Die doppelte Wohlstandsillusion vieler Deutscher und die wirtschaftliche Bedeutung der Zuwanderung für unser Land

Die doppelte Wohlstandsillusion vieler Deutscher und die wirtschaftliche Bedeutung der Zuwanderung für unser Land

Vor einigen Tagen hat mich eine Umfrage des ifo Institute – Leibniz Institute for Economic Research stutzig gemacht. Die Forscher hatten als Teil ihres großen Bildungsbarometers rund 4000 Menschen danach befragt, welche Maßnahmen sie gegen den #Fachkräftemangel favorisieren. 78 Prozent befürworteten mehr Weiterbildung und die Qualifizierung von Arbeitslosen. Ganze 12 Prozent votierten für #Zuwanderung in den Arbeitsmarkt und noch weniger hielten es für eine gute Idee, wenn wir mehr arbeiten.

Diese Einschätzung schien mir nicht recht zu den Zahlen zu passen, die ich zur Größe des Arbeitskräftemangels in Deutschland und den Prognosen dazu im Kopf hatte.

Ich fragte daher bei zwei der besten deutschen Arbeitsmarktexperten nach: Herbert Brücker , Professor an der Humboldt-Universität zu Berlin und Leiter des entsprechenden Forschungsgebietes beim Institut für Arbeitsmarkt- und Berufsforschung sowie Oliver Stettes der das Themenfeld „Arbeitswelt und Tarifpolitik“ beim Institut der deutschen Wirtschaft leitet.

Das Ergebnis ist ein Einblick in eine doppelte Wohlstandsillusion vieler Deutscher. Sie unterschätzen die Gefährlichkeit des Arbeitskräftemangels für unseren Wohlstand und sie blenden die Tatsache aus, dass die Lücke ohne mehr Zuwanderung nicht zu schließen sein wird.
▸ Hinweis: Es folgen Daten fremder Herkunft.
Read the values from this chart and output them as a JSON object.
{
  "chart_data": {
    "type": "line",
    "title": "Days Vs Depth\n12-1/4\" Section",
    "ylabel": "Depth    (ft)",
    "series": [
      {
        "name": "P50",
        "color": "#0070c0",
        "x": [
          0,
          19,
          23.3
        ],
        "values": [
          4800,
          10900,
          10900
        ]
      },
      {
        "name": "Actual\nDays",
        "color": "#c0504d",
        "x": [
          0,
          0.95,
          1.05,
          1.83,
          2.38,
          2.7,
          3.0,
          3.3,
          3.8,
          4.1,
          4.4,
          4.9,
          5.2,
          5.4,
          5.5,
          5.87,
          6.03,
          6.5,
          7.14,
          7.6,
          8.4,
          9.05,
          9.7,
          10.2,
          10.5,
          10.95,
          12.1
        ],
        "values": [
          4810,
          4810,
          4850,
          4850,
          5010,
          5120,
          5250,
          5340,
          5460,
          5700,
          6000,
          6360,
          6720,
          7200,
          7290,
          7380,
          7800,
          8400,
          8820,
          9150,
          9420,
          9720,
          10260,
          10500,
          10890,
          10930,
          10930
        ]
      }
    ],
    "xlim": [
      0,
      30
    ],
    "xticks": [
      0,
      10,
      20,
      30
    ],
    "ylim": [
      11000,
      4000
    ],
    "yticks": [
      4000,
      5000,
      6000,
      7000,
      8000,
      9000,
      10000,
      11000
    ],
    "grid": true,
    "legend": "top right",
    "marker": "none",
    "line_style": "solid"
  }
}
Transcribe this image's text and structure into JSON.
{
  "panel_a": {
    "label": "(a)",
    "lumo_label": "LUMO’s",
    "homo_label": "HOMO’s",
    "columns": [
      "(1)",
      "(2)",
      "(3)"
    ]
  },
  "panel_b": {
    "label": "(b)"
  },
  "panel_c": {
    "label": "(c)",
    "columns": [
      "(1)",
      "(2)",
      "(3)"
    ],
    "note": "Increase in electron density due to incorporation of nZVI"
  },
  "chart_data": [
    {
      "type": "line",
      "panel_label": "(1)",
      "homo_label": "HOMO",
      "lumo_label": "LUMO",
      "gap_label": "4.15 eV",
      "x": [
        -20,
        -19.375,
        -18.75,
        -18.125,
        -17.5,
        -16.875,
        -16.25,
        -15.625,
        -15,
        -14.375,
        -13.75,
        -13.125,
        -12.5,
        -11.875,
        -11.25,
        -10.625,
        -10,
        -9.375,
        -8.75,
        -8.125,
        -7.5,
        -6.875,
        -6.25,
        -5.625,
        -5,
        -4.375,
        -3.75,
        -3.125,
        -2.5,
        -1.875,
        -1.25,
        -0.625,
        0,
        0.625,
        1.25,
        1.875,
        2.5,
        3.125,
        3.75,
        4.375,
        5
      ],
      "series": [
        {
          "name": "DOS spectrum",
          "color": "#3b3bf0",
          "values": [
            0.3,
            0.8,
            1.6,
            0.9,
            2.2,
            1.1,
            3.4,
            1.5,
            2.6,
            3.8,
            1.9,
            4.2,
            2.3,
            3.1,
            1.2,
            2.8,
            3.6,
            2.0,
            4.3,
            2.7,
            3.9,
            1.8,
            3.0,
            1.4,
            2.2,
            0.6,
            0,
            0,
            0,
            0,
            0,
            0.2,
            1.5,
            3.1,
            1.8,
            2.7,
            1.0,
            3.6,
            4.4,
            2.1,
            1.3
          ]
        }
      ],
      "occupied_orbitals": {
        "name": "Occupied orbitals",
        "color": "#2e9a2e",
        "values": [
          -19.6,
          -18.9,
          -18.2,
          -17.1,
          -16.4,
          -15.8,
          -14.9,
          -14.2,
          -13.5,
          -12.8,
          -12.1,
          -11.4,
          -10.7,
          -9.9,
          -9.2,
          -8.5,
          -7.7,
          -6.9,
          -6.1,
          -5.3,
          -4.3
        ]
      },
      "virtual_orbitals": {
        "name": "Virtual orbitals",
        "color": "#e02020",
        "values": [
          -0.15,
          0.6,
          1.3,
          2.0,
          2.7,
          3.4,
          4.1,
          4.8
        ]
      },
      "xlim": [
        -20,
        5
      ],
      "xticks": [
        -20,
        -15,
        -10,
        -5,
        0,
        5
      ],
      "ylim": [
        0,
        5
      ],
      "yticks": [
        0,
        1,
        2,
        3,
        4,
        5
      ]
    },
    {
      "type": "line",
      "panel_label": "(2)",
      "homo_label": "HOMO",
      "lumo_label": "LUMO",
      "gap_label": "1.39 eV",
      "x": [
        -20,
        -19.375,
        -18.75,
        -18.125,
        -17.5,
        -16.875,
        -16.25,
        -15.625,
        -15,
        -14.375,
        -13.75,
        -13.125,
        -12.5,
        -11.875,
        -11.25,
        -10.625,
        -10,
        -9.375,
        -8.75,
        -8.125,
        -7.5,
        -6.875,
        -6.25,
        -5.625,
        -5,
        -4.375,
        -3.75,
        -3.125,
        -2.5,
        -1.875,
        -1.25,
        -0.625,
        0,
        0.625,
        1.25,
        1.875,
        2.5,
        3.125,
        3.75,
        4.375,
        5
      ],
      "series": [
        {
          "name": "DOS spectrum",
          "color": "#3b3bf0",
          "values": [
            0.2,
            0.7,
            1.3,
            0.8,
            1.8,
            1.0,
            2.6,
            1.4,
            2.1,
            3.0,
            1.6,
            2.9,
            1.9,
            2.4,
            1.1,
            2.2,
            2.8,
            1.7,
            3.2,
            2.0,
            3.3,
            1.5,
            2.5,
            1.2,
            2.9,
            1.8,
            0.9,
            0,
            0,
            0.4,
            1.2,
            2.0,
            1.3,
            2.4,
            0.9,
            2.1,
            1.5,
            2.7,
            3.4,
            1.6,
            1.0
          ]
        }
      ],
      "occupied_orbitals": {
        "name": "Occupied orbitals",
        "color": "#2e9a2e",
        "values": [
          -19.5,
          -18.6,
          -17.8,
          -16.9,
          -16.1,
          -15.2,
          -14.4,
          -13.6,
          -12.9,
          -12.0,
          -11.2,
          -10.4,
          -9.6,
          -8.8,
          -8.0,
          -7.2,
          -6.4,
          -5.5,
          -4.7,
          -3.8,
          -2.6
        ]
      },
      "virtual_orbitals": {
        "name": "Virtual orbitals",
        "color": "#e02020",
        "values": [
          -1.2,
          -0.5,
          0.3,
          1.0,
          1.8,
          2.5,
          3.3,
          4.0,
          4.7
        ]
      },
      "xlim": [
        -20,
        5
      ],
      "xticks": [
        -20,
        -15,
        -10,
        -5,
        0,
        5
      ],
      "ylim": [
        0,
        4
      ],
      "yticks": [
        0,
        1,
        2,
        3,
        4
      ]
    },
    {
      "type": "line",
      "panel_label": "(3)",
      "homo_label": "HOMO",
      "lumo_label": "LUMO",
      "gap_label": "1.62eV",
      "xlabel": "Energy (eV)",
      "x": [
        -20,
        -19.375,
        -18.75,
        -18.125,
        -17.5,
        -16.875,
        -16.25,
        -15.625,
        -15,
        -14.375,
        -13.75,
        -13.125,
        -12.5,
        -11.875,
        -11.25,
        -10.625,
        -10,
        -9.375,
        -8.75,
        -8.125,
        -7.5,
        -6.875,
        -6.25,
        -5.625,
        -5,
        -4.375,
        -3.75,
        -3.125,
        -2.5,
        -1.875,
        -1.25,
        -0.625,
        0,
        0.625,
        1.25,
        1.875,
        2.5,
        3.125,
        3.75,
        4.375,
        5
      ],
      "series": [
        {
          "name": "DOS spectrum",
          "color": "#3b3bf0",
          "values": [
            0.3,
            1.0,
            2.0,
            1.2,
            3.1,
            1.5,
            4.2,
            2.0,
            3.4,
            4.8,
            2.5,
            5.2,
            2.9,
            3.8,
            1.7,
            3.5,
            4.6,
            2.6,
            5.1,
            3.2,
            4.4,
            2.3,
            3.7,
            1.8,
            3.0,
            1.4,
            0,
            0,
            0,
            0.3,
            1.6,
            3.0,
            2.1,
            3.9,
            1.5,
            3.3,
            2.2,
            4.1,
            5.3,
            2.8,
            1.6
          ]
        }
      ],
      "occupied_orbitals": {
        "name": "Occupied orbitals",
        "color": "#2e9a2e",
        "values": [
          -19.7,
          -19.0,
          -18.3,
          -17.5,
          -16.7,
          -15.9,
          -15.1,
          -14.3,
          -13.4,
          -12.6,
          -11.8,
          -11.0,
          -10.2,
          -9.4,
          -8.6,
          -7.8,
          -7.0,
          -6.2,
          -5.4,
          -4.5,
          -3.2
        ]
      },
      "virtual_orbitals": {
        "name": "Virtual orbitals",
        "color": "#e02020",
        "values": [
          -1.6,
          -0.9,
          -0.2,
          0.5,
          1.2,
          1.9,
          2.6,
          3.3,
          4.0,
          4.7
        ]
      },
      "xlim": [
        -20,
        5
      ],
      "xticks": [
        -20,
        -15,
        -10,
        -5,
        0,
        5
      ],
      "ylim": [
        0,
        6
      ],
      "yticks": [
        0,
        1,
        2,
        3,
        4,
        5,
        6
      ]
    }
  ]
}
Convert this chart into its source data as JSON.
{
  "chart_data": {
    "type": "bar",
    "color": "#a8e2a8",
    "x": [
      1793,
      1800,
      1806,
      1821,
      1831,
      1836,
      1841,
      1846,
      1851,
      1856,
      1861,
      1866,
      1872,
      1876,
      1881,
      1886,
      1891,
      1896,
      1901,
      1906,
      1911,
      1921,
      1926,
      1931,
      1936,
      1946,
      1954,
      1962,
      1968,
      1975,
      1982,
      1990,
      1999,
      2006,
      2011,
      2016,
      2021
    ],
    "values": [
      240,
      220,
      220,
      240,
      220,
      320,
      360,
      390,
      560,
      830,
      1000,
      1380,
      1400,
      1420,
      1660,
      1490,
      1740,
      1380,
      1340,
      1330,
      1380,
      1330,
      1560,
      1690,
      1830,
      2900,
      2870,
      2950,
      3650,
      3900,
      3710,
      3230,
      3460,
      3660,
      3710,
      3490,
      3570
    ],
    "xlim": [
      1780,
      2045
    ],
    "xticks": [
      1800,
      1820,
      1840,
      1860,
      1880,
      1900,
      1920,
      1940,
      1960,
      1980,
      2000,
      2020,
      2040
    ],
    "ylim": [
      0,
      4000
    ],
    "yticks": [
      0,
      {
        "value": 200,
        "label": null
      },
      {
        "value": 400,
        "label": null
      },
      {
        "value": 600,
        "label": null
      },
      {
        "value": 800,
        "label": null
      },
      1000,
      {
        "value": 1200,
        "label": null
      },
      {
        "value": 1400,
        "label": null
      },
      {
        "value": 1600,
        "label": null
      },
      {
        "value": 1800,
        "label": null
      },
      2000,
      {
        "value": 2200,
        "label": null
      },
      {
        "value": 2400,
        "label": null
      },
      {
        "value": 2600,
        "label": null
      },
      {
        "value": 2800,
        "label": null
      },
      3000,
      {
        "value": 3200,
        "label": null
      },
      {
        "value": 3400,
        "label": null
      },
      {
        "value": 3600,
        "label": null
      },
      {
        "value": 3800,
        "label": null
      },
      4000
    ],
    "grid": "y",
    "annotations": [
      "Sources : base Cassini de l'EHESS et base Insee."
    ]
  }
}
Um es mit den Worten Herbert Brückerd zu sagen: "Es ist vielleicht brutal, aber völlig eindeutig: Ohne Zuwanderung wird es nicht gehen".

Ein paar Zahlen:

Die Gruppe der heute 15-24-Jährigen in Deutschland ist um 800.000 Personen kleiner als die Gruppe der heute 55-64-Jährigen. Geht man von einer normalen Erwerbsbeteiligung von 80 Prozent aus, entsteht allein in dieser kurzen Zeit eine zusätzliche Lücke von zwei Millionen Arbeitskräften. (Stettes)

Zwischen den Jahren 2020 und 2060 (gar nicht so lange hin) sinkt die Zahl aller potenziellen Erwerbspersonen in Deutschland von 47,4 Millionen auf 31,3 Millionen. Es fehlen dann also 16,4 Millionen potenzielle Arbeitskräfte. (Brücker)

Davon könnten rund 2,4 Millionen ausgeglichen werden durch eine längere Lebensarbeitszeit, eine höhere Erwerbsbeteiligung von Frauen und Älteren oder mehr Vollzeit statt Teilzeit. Bleibt eine Lücke von 14 Millionen.

Um sie zu schließen, müssten bis 2060 in jedem Jahr konstant 400.000 Menschen netto nach Deutschland einwandern. (Brücker)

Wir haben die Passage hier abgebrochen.